If the commission is satisfied with the application and supporting documentation and the statutory registration fee is paid, registration usually occurs within five business days of receipt of the application.
The commission will allocate an Australian Registered Body Number to the foreign company and issue a ‘Certificate of Registration’ evidencing its registration as a foreign company in Australia.
In terms of post-registration obligations, a registered foreign company is required to lodge its balance sheet and profit and loss and cash flow statements with the commission at least once every calendar year.
Registered foreign companies must also notify the commission of certain changes as they occur within prescribed time limits. This includes changes to the structure of the company itself, such as its name or constitution, or changes concerning its directors, local agent or office addresses.
Foreign investors may enter into joint venture agreements with Australian entities to carry out commercial activities thus avoiding the need to incorporate an Australian subsidiary or register as a foreign company. A joint venture is often used when the parties intend to simply undertake one venture rather than carry on a continuous business. Joint ventures are a popular structure for mining and manufacturing enterprises. The joint venture is governed by the terms of the joint venture agreement between the parties as well as common law (also known as case law) and contract law (exchange of promises between two or more parties).
Partnerships are a common arrangement, particularly in fields such as law and accounting.

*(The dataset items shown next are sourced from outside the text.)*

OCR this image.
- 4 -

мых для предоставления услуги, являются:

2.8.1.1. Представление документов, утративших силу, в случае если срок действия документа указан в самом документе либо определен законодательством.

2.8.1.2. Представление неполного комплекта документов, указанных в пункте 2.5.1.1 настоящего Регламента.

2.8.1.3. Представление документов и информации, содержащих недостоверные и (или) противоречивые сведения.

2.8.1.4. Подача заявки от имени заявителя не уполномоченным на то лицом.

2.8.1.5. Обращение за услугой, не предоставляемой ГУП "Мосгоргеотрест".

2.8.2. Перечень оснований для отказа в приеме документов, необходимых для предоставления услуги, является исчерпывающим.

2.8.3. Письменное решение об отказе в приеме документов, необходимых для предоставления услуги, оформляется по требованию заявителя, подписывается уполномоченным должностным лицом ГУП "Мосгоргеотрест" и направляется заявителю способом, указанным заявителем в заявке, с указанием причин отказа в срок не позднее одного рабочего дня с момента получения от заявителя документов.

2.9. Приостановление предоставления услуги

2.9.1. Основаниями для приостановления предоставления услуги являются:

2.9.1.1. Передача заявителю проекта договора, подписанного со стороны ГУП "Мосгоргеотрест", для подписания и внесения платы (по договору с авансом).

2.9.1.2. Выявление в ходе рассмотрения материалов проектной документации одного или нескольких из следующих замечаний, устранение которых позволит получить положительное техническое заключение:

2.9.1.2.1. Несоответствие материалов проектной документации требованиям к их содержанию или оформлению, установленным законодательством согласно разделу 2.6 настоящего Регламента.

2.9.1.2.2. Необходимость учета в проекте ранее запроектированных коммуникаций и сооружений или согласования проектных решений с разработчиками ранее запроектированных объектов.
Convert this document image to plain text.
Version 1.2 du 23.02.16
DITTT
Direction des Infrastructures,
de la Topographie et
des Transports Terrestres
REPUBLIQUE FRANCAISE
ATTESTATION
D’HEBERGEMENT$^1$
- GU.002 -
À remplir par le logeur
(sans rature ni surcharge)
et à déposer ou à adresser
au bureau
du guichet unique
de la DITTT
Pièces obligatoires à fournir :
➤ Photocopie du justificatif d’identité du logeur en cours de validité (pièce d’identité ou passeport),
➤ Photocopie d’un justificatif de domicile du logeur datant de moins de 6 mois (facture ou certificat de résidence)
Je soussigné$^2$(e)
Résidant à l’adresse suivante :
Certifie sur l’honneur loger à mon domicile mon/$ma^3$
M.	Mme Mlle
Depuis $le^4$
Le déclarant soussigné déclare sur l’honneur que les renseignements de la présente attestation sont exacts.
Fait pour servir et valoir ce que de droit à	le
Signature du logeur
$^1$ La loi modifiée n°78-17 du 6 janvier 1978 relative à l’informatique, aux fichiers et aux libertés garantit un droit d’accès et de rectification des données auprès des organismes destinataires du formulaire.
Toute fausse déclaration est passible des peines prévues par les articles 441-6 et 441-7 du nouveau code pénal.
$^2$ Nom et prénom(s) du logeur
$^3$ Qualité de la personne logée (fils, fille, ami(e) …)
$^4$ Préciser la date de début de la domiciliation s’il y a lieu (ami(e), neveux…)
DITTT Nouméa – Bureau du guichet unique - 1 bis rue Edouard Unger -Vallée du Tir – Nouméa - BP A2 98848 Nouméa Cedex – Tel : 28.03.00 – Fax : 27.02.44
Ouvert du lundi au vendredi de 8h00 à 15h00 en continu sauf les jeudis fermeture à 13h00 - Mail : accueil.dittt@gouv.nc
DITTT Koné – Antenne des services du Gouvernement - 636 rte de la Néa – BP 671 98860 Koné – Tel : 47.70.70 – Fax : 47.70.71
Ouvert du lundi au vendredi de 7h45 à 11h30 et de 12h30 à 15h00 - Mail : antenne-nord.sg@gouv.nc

Partnerships are formally recognised legal relationships and are governed by state and territory laws consisting of mixtures of trust law (whereby property is managed by one party on behalf of another), agency law (when an agent is authorised to act on behalf of the principle) and contract law. Each partner is taxed separately on income received.
The two types of trading trusts available in Australia are discretionary trusts and unit trusts. Discretionary trusts are commonly used for family trust purposes and unit trusts, in particular public unit trusts, are designed for investment purposes. The structure of a unit trust resembles that of a company in that interest in the trust’s property is divided into units and the investors hold a number of units according to their investment. Trusts are typically governed by common law and contract law as well as industry-specific laws.
Content current at 16 December 2010.